In the midst of a supply and labor crisis, the British Prime Minister, Boris Johnson, announced that in the post-Brexit era the United Kingdom it will no longer depend on immigration to rescue the market, in order to promote an economy of “high wages and qualifications”.
Economists and affected sectors are now weighing the consequences of the new model.
The question that circulates these days is whether it is possible to raise the salaries and the work profile of the British only by restricting immigration.
Alan Manning, Professor of Economics at the London School of Economics, stresses that “a broader economic strategy” is required, since, although the importation of workers affects the economy, “there are more significant factors”.

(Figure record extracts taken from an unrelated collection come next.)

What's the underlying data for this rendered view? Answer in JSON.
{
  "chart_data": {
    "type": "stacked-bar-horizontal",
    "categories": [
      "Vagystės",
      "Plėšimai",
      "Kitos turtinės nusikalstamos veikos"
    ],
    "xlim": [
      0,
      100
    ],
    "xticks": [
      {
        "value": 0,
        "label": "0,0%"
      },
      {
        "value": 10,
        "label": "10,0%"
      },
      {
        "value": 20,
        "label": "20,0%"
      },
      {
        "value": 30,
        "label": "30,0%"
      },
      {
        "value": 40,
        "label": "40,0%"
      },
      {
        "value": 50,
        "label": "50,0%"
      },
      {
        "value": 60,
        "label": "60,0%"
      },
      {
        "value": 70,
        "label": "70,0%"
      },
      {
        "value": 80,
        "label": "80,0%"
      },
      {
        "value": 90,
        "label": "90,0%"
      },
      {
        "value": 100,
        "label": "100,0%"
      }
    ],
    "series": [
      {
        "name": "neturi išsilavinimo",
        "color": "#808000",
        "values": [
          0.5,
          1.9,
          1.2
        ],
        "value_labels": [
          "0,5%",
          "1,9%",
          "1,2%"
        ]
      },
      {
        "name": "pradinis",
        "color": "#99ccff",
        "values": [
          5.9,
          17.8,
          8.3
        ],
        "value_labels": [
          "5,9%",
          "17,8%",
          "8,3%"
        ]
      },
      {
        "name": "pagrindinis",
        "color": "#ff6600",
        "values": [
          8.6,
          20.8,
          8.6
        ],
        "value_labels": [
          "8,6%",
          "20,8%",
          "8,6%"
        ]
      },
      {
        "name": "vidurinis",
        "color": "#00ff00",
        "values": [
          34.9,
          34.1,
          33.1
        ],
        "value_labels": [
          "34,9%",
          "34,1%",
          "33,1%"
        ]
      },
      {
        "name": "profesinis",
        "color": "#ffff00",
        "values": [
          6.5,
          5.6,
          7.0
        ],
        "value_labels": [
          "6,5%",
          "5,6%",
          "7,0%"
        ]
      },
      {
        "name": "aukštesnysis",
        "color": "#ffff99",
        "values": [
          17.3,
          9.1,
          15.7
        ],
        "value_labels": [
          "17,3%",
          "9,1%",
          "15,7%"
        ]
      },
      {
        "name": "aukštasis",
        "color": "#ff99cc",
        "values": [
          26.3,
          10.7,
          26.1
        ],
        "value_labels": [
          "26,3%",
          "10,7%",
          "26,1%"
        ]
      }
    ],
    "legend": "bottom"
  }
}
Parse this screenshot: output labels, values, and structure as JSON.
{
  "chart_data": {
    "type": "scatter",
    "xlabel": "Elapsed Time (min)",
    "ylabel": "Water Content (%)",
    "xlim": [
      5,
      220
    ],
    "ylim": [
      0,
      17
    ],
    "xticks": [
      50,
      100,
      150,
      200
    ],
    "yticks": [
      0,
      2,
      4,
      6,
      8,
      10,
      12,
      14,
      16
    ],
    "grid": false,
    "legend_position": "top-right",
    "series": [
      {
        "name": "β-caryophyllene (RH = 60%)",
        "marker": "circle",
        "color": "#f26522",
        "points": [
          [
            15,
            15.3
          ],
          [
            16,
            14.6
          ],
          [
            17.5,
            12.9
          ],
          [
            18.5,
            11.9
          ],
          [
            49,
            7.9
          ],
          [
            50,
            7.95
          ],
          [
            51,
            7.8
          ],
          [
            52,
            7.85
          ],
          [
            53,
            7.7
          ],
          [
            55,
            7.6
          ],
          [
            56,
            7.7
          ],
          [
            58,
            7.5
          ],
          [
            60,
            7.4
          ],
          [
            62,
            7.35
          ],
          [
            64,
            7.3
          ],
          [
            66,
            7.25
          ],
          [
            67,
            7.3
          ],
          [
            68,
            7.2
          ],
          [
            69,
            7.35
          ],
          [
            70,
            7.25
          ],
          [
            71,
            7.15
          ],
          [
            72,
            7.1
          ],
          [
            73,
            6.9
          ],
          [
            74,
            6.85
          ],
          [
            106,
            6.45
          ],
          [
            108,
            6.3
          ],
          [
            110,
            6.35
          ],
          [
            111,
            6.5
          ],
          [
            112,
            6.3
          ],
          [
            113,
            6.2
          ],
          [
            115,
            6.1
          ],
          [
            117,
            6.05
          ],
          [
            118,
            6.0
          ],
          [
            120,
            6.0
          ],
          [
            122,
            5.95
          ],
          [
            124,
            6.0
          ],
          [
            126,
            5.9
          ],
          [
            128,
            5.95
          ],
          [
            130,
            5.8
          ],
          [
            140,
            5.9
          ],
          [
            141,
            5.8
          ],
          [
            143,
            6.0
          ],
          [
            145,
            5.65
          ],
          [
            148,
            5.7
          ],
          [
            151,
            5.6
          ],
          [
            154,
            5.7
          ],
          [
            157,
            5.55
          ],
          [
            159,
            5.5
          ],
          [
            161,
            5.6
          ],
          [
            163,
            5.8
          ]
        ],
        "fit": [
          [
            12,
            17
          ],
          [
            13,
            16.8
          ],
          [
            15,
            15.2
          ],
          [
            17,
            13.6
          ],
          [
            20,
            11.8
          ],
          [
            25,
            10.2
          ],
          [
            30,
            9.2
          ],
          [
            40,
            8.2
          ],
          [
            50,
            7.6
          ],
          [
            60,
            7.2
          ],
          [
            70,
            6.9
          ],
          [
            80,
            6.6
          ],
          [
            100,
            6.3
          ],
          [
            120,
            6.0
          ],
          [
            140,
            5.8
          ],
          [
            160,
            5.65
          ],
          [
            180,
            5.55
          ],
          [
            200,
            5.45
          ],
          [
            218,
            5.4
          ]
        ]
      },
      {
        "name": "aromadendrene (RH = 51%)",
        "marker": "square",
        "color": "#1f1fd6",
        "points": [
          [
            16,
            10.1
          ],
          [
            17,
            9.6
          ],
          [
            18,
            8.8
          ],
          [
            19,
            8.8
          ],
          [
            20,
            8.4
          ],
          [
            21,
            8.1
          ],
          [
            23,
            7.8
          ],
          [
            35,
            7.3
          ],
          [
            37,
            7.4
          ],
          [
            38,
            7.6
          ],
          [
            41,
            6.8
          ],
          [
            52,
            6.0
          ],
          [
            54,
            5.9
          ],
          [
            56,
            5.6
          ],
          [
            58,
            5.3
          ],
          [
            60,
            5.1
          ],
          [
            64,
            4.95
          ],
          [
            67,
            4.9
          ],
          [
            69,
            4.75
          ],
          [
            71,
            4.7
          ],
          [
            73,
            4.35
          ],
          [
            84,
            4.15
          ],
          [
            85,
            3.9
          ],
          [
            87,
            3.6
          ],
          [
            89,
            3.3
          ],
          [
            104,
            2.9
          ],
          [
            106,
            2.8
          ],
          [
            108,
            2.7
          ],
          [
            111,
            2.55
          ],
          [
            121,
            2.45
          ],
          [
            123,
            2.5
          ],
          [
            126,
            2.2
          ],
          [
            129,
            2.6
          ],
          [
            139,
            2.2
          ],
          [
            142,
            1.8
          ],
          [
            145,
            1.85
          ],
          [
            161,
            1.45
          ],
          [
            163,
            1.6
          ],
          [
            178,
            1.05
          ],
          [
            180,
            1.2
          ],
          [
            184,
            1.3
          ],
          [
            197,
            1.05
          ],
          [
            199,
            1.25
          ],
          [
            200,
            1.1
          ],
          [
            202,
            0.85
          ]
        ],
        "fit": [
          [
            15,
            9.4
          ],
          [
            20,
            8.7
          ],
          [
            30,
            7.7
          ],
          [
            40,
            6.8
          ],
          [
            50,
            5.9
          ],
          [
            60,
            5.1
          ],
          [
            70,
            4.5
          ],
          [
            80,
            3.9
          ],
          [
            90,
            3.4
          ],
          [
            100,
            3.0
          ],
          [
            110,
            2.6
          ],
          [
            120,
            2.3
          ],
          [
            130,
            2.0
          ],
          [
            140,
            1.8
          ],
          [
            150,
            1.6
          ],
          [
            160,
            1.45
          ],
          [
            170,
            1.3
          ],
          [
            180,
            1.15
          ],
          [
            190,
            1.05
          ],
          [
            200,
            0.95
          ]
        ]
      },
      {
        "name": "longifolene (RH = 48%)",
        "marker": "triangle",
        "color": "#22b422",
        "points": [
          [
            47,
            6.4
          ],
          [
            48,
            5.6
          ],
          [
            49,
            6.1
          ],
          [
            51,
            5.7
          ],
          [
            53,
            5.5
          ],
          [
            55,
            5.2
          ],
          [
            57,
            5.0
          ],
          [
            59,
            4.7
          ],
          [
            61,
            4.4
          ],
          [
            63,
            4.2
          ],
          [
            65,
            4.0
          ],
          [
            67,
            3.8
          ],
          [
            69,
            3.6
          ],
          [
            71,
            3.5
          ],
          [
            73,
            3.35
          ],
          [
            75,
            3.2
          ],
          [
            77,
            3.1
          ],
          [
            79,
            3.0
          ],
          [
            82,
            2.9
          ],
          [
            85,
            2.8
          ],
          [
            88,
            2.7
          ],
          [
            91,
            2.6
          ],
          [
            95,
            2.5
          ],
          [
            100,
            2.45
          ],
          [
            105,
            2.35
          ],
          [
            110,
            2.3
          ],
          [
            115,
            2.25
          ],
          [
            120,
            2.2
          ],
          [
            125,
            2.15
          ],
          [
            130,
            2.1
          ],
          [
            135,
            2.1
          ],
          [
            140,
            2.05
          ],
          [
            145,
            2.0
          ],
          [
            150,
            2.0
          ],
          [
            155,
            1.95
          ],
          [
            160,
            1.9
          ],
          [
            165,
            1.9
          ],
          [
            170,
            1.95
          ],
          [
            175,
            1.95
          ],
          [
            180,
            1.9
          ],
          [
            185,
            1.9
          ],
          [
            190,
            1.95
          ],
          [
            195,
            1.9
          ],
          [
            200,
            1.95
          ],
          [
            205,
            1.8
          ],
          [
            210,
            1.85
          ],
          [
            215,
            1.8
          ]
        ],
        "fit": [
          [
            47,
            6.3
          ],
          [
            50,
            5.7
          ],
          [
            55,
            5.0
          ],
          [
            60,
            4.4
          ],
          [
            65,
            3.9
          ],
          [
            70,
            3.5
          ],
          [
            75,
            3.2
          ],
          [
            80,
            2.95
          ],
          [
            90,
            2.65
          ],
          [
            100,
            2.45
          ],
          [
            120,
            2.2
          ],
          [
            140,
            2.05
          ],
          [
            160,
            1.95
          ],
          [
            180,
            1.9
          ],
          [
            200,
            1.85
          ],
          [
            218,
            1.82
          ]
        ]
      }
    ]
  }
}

Without giving details about that overview, Johnson admitted that the transition to a labor market with fewer immigrants “will require a period of adjustment”, in which some sectors will adapt and others will perish or shrink.
At the forefront of the fight for survival are agriculture and livestock, which currently discard merchandise and sacrifice animals due to the lack of personnel caused by the Brexit and the pandemic.
Immigrants and standard of living
Faced with the nationalist narrative of the prime minister, the director of the Resolution Foundation study center, Torsten Bell, points out that not all immigrants are cheap labor, but especially those from Western Europe are usually well paid and therefore increase the average wage.
Studies also indicate that immigration had a “marginal” role in reducing income that was accused between the credit crisis of 2008 and the referendum on the British exit from the European Union (EU) in 2016, which was mainly due to “ to an increase in inflation and low productivity ”.
Bell also notes that immigration has declined “rapidly” since the plebiscite and COVID-19, when it is estimated that 1.3 million people may have left the country.
With a new migratory system by points in force that seeks to attract qualified foreigners, the impact of this exodus is especially noticeable in jobs with less status such as food processing; the hospitality industry; stock; administrative; carriers and delivery men.
The National Farmers Union (NFU) has applied for emergency visas to recruit butchers for slaughterhouses, the collapse of which has led to farmers having to slaughter their own pigs because they cannot keep them.
“Yesterday we killed 2,500 and in the next few days we will sacrifice 2,500 more. These are animals produced under contract to supply the retail trade, which must now be eliminated because they cannot enter the food chain ”, laments the president of the NFU, Minette Batters.
The same is true in horticulture, where fruit and flower growers throw away production by not being able to harvest it.
“We are at a crossroads. The government must decide whether it wants to keep these sectors or to dispense with them. This will mean having to import food, “says Batters, who believes that” an island with 70 million people should try to be self-sufficient. “
On the contrary, the Government has decided to grant 5,000 temporary visas to carriers, given the blockages in the supply chain that have caused shortages in some gas stations and supermarkets.
Temp in the spotlight
One way in which the Executive could meet the needs of specific sectors such as food is by “being more open” in granting visas for temporary workers, says Diego Sánchez-Ancochea, an economist from the University of Oxford.
“If they are not received, basically those sectors are being told that they are not of interest,” he points out.
Like Manning, Sánchez-Ancochea believes that the low wages especially in those less skilled jobs are not only due to immigration, but “to the low minimum wage and working conditions” in the United Kingdom.
“We know that the British labor market is very flexible, with perhaps not enough regulation,” he says.
The expert warns that a restructuring of the economy “is going to take time” and will require changes in the expectations of the population, since it can cause, for example, higher prices and less availability of certain products, especially if trade tensions persist with the EU.